A systematic search was conducted on MEDLINE, EMBASE and CENTRAL for articles published between 2014 and 2021. We selected randomised controlled trials comparing flash glucose monitoring to self-monitoring of blood glucose that reported change in HbA1c and at least one other glycaemic outcome in adults with type 1 or type 2 diabetes. Two independent reviewers extracted data from each study using a piloted form. Meta-analyses using a random-effects model was conducted to obtain a pooled estimate of the treatment effect. Heterogeneity was assessed using forest plots and the I2 statistic.

Results

We identified 5 randomised controlled trials lasting 10 – 24 weeks and involving 719 participants. Flash glucose monitoring did not lead to a significant reduction in HbA1c.

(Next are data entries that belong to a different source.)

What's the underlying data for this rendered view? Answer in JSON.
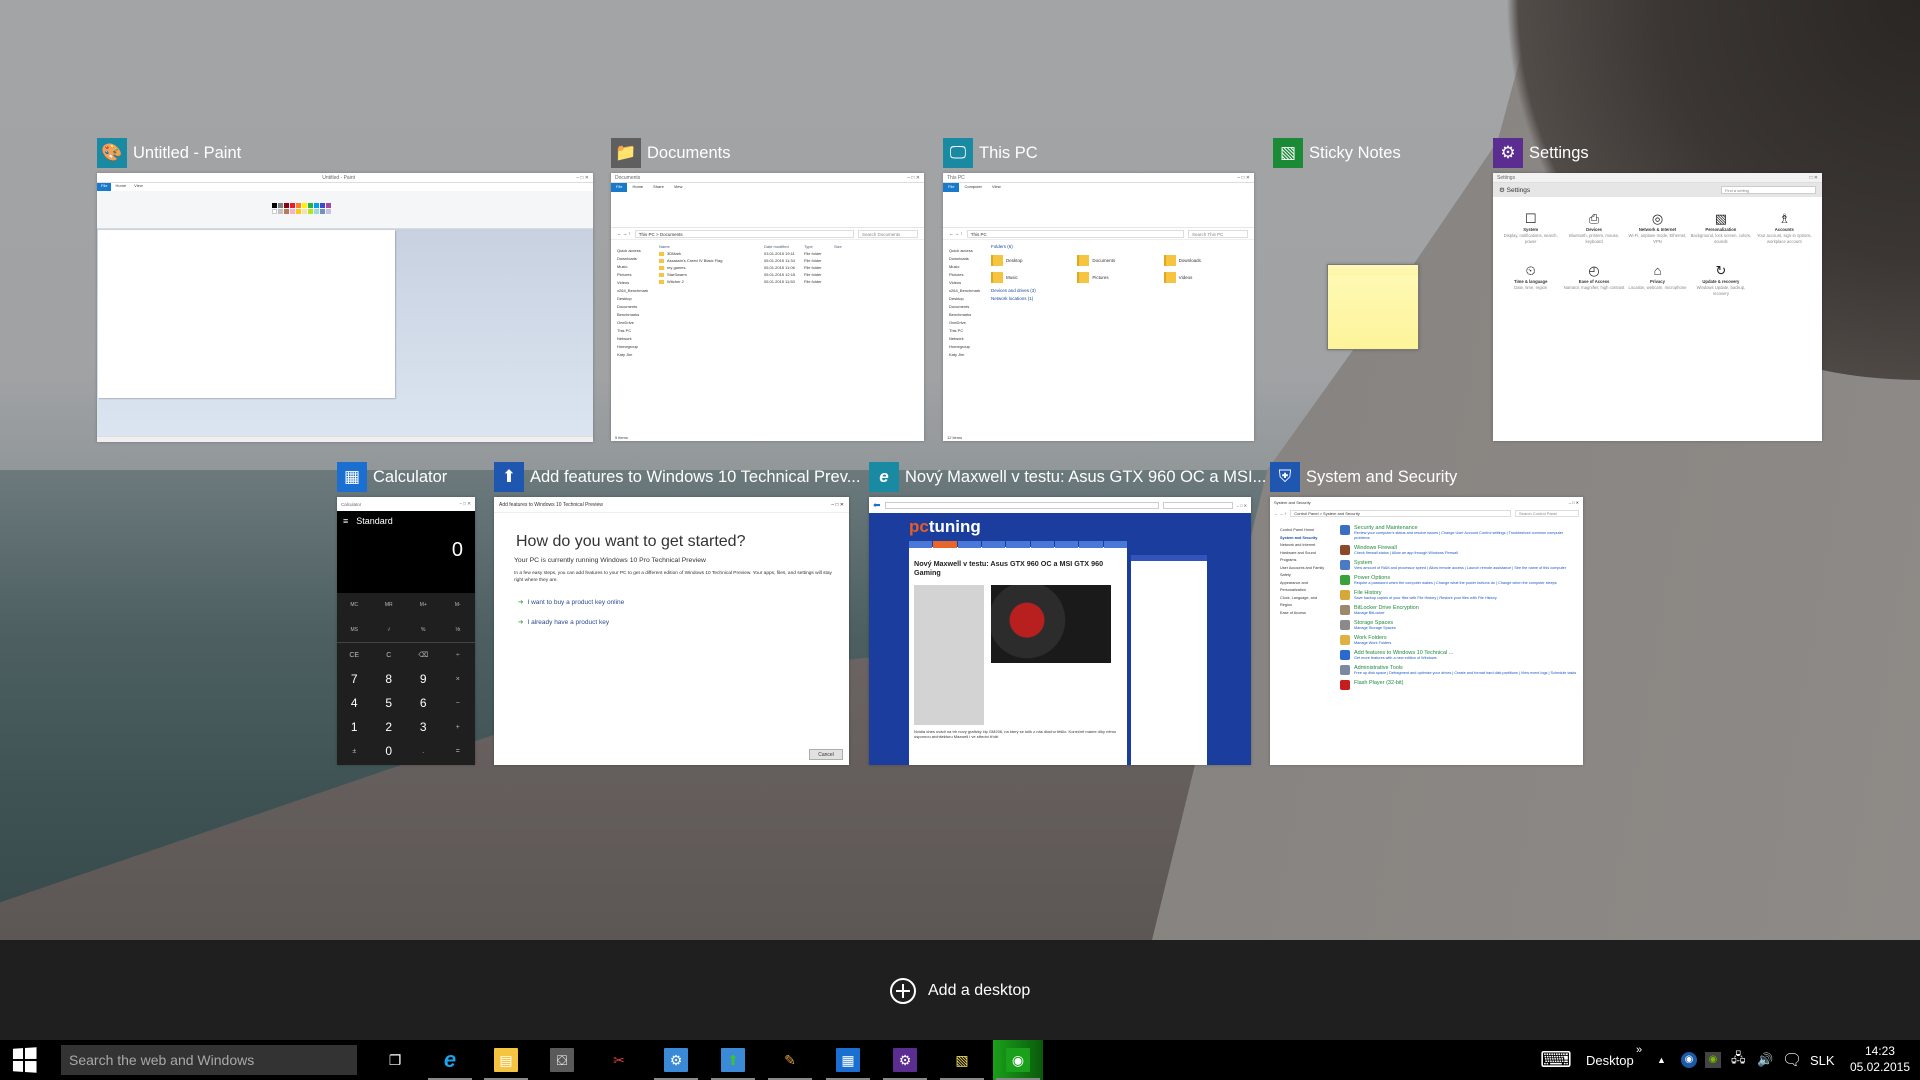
{
  "windows": [
    {
      "id": "paint",
      "title": "Untitled - Paint",
      "icon": "paint-icon",
      "icon_color": "#1a8aa3",
      "inner_title": "Untitled - Paint",
      "tabs": [
        "File",
        "Home",
        "View"
      ]
    },
    {
      "id": "documents",
      "title": "Documents",
      "icon": "documents-folder-icon",
      "icon_color": "#5f5f5f",
      "inner_title": "Documents",
      "tabs": [
        "File",
        "Home",
        "Share",
        "View"
      ],
      "path": "This PC > Documents",
      "search_placeholder": "Search Documents",
      "columns": [
        "Name",
        "Date modified",
        "Type",
        "Size"
      ],
      "rows": [
        {
          "name": "3DMark",
          "date": "03.01.2015 19:11",
          "type": "File folder"
        },
        {
          "name": "Assassin's Creed IV Black Flag",
          "date": "05.01.2015 11:34",
          "type": "File folder"
        },
        {
          "name": "my games",
          "date": "05.01.2015 11:06",
          "type": "File folder"
        },
        {
          "name": "StarSwarm",
          "date": "05.01.2015 12:15",
          "type": "File folder"
        },
        {
          "name": "Witcher 2",
          "date": "05.01.2015 11:50",
          "type": "File folder"
        }
      ],
      "nav": [
        "Quick access",
        "Downloads",
        "Music",
        "Pictures",
        "Videos",
        "x264_Benchmark",
        "Desktop",
        "Documents",
        "Benchmarks",
        "OneDrive",
        "This PC",
        "Network",
        "Homegroup",
        "Katy Jim"
      ],
      "status": "5 items"
    },
    {
      "id": "thispc",
      "title": "This PC",
      "icon": "computer-icon",
      "icon_color": "#1a8aa3",
      "inner_title": "This PC",
      "tabs": [
        "File",
        "Computer",
        "View"
      ],
      "path": "This PC",
      "search_placeholder": "Search This PC",
      "folders_header": "Folders (6)",
      "folders": [
        "Desktop",
        "Documents",
        "Downloads",
        "Music",
        "Pictures",
        "Videos"
      ],
      "sections": [
        "Devices and drives (3)",
        "Network locations (1)"
      ],
      "nav": [
        "Quick access",
        "Downloads",
        "Music",
        "Pictures",
        "Videos",
        "x264_Benchmark",
        "Desktop",
        "Documents",
        "Benchmarks",
        "OneDrive",
        "This PC",
        "Network",
        "Homegroup",
        "Katy Jim"
      ],
      "status": "12 items"
    },
    {
      "id": "sticky",
      "title": "Sticky Notes",
      "icon": "sticky-notes-icon",
      "icon_color": "#1a8a36"
    },
    {
      "id": "settings",
      "title": "Settings",
      "icon": "gear-icon",
      "icon_color": "#5c2d91",
      "inner_title": "Settings",
      "search_placeholder": "Find a setting",
      "items": [
        {
          "name": "System",
          "desc": "Display, notifications, search, power",
          "glyph": "☐"
        },
        {
          "name": "Devices",
          "desc": "Bluetooth, printers, mouse, keyboard",
          "glyph": "⎙"
        },
        {
          "name": "Network & Internet",
          "desc": "Wi-Fi, airplane mode, Ethernet, VPN",
          "glyph": "◎"
        },
        {
          "name": "Personalization",
          "desc": "Background, lock screen, colors, sounds",
          "glyph": "▧"
        },
        {
          "name": "Accounts",
          "desc": "Your account, sign-in options, workplace account",
          "glyph": "♗"
        },
        {
          "name": "Time & language",
          "desc": "Date, time, region",
          "glyph": "⏲"
        },
        {
          "name": "Ease of Access",
          "desc": "Narrator, magnifier, high contrast",
          "glyph": "◴"
        },
        {
          "name": "Privacy",
          "desc": "Location, webcam, microphone",
          "glyph": "⌂"
        },
        {
          "name": "Update & recovery",
          "desc": "Windows Update, backup, recovery",
          "glyph": "↻"
        }
      ]
    },
    {
      "id": "calculator",
      "title": "Calculator",
      "icon": "calculator-icon",
      "icon_color": "#1a6fd1",
      "inner_title": "Calculator",
      "mode": "Standard",
      "display": "0",
      "memory_keys": [
        "MC",
        "MR",
        "M+",
        "M-",
        "MS",
        "√",
        "%",
        "⅟x"
      ],
      "keys": [
        "CE",
        "C",
        "⌫",
        "÷",
        "7",
        "8",
        "9",
        "×",
        "4",
        "5",
        "6",
        "−",
        "1",
        "2",
        "3",
        "+",
        "±",
        "0",
        ".",
        "="
      ]
    },
    {
      "id": "addfeatures",
      "title": "Add features to Windows 10 Technical Prev...",
      "icon": "add-features-icon",
      "icon_color": "#1e56b0",
      "inner_title": "Add features to Windows 10 Technical Preview",
      "heading": "How do you want to get started?",
      "subheading": "Your PC is currently running Windows 10 Pro Technical Preview",
      "description": "In a few easy steps, you can add features to your PC to get a different edition of Windows 10 Technical Preview. Your apps, files, and settings will stay right where they are.",
      "links": [
        "I want to buy a product key online",
        "I already have a product key"
      ],
      "cancel": "Cancel"
    },
    {
      "id": "ie",
      "title": "Nový Maxwell v testu: Asus GTX 960 OC a MSI...",
      "icon": "internet-explorer-icon",
      "icon_color": "#1a8aa3",
      "site_logo": "pc",
      "site_logo_b": "tuning",
      "article_title": "Nový Maxwell v testu: Asus GTX 960 OC a MSI GTX 960 Gaming",
      "intro": "Nvidia dnes uvádí na trh nový grafický čip GM206, na který se tolik z nás dlouho těšilo. Konečně máme díky němu úspornou architekturu Maxwell i ve střední třídě."
    },
    {
      "id": "cpanel",
      "title": "System and Security",
      "icon": "shield-icon",
      "icon_color": "#1e56b0",
      "inner_title": "System and Security",
      "path": "Control Panel > System and Security",
      "search_placeholder": "Search Control Panel",
      "left": [
        "Control Panel Home",
        "System and Security",
        "Network and Internet",
        "Hardware and Sound",
        "Programs",
        "User Accounts and Family Safety",
        "Appearance and Personalization",
        "Clock, Language, and Region",
        "Ease of Access"
      ],
      "categories": [
        {
          "title": "Security and Maintenance",
          "links": "Review your computer's status and resolve issues | Change User Account Control settings | Troubleshoot common computer problems",
          "color": "#3a6fc4"
        },
        {
          "title": "Windows Firewall",
          "links": "Check firewall status | Allow an app through Windows Firewall",
          "color": "#8a4a2a"
        },
        {
          "title": "System",
          "links": "View amount of RAM and processor speed | Allow remote access | Launch remote assistance | See the name of this computer",
          "color": "#4a7ac4"
        },
        {
          "title": "Power Options",
          "links": "Require a password when the computer wakes | Change what the power buttons do | Change when the computer sleeps",
          "color": "#3aa23a"
        },
        {
          "title": "File History",
          "links": "Save backup copies of your files with File History | Restore your files with File History",
          "color": "#d6a83a"
        },
        {
          "title": "BitLocker Drive Encryption",
          "links": "Manage BitLocker",
          "color": "#9a8a6a"
        },
        {
          "title": "Storage Spaces",
          "links": "Manage Storage Spaces",
          "color": "#8a8a8a"
        },
        {
          "title": "Work Folders",
          "links": "Manage Work Folders",
          "color": "#e0b040"
        },
        {
          "title": "Add features to Windows 10 Technical ...",
          "links": "Get more features with a new edition of Windows",
          "color": "#2a6ad0"
        },
        {
          "title": "Administrative Tools",
          "links": "Free up disk space | Defragment and optimize your drives | Create and format hard disk partitions | View event logs | Schedule tasks",
          "color": "#7a8aa0"
        },
        {
          "title": "Flash Player (32-bit)",
          "links": "",
          "color": "#c41e1e"
        }
      ]
    }
  ],
  "add_desktop": {
    "label": "Add a desktop"
  },
  "taskbar": {
    "search_placeholder": "Search the web and Windows",
    "apps": [
      {
        "name": "task-view",
        "glyph": "❐",
        "bg": "transparent",
        "running": false
      },
      {
        "name": "internet-explorer",
        "glyph": "e",
        "bg": "transparent",
        "color": "#1ea1e8",
        "running": true
      },
      {
        "name": "file-explorer",
        "glyph": "▤",
        "bg": "#f5c542",
        "running": true
      },
      {
        "name": "store",
        "glyph": "⛋",
        "bg": "#5a5a5a",
        "running": false
      },
      {
        "name": "snipping-tool",
        "glyph": "✂",
        "bg": "transparent",
        "color": "#e04040",
        "running": false
      },
      {
        "name": "control-panel",
        "glyph": "⚙",
        "bg": "#3a8ad8",
        "running": true
      },
      {
        "name": "add-features",
        "glyph": "⬆",
        "bg": "#3a8ad8",
        "color": "#3ac23a",
        "running": true
      },
      {
        "name": "paint",
        "glyph": "✎",
        "bg": "transparent",
        "color": "#e0a040",
        "running": true
      },
      {
        "name": "calculator",
        "glyph": "▦",
        "bg": "#1a6fd1",
        "running": true
      },
      {
        "name": "settings",
        "glyph": "⚙",
        "bg": "#5c2d91",
        "running": true
      },
      {
        "name": "sticky-notes",
        "glyph": "▧",
        "bg": "transparent",
        "color": "#f5e060",
        "running": true
      },
      {
        "name": "steam",
        "glyph": "◉",
        "bg": "#1aa01a",
        "running": true
      }
    ],
    "tray": {
      "toolbar_label": "Desktop",
      "expand": "»",
      "language": "SLK",
      "time": "14:23",
      "date": "05.02.2015"
    }
  }
}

However, it resulted in increased time in range (mean difference 1.16 hr, 95% CI 0.13 to 2.19, I2 = 71.7%) and decreased frequency of hypoglycaemic episodes (mean difference -0.28 episodes per 24 hours, 95% CI -0.53 to -0.04, I2 = 71.4%).

Conclusions

Flash glucose monitoring did not lead to a significant reduction in HbA1c compared to self-monitoring of blood glucose, however, it improved glycaemic management through increased time in range and decreased frequency of hypoglycaemic episodes.